Melvin et al. [20] reported recently on the increase in agreement in Garden classification by attending orthopaedic surgeons with CT, either alone or combined with plain X-ray, and modification of the Garden classification (displaced/Undisplaced fracture), achieving moderate agreement (Kappa = 0.547 and Kappa = 0.505, respectively).

In our study, indication of previously diagnosed osteoporosis was documented from patient history, and a significant weak association was observed with the occurrence of SED, after considering the Garden classification in the same multivariable model. This result has not been reported before and should be interpreted with caution given that no bone density was measured around the time of the fracture. Measuring the Singh index from available radiographs was not considered a suitable surrogate due to its poor reliability and poor correlation with the bone density [21]. Our observation, nevertheless, is consistent with the limited available literature. The effect of osteoporosis on SED has been demonstrated in some biomechanical as well as clinical studies, while considering the complications of fracture fixation in osteoporotic bone [22]. Bonnaire et al. [14] demonstrated that fixing the fracture in proximal femur using different implants and applying limited cyclic testing in combined loading axis showed a significant direct correlation between bone density parameters and mechanical performance. Spangler et al. [23] identified patients as having osteoporosis from the international classification of disease (ICD) code for osteoporosis found in hospital records. Fixation failure requiring revision surgery in this population was 7.8 times (95 % CI, 1.8–32.8) more likely in osteoporosis patients than in patients without osteoporosis after adjusting for age and accuracy of reduction.

This is a small retrospective study associated with missing data; nevertheless, the rate of SED could be evaluated with adequate precision. The analysis of prognostic factors was explorative and could only identify factors that were collected with sufficient accuracy and have a strong association with the occurrence of SED. Intensive monitoring allowed a reliable outcome for all patients.

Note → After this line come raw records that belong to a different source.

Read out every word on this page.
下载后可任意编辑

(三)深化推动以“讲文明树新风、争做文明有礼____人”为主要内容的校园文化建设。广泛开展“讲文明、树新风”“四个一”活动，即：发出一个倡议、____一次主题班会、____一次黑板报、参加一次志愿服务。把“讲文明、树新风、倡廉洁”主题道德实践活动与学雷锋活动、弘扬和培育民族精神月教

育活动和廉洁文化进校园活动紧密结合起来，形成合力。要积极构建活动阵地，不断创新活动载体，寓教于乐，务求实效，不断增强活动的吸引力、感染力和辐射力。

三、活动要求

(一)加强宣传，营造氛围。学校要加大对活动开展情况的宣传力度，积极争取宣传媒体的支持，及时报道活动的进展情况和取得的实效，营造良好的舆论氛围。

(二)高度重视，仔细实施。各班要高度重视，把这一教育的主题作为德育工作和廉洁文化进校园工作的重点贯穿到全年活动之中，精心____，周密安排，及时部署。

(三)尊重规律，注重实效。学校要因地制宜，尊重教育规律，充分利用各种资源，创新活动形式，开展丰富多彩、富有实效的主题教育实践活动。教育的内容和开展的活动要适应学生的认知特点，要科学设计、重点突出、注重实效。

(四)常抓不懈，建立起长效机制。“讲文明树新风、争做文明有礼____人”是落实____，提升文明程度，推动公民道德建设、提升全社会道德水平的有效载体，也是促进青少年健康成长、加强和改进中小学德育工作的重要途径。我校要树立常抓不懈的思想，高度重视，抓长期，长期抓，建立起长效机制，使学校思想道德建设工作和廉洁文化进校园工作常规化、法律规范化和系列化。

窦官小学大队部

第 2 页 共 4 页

Three patients died within 3 months without SED; however, only one patient died early in the first 6 weeks when the vast majority of SEDs occurred. Considering that this patient could have had an SED if not deceased, Garden Fracture classification results would have remained the same. Negligible change was also noted after imputation of missing values. Finally, data were collected at a single hospital in Europe; results may not apply to different hospitals where different diagnostic processes or treatment guidelines for undisplaced femoral neck fractures apply.

Conclusion

Non-operative management appears to remain a viable treatment option for non-osteoporotic patients with Garden I femoral neck fractures with a risk of SED close to 10 %. Other patients are to be informed about the high rate of SED in an effort to help make an informed decision. In case of Garden II fracture, especially in osteoporotic patients, primary operative treatment should be suggested due to increased risk of SED. Cross-check of Garden I diagnosis by experienced surgeon peers, together with a CT scan, can be considered to reduce the risk of misclassification. SED should be reduced as it is associated with health-related burden for the patients and higher costs for society.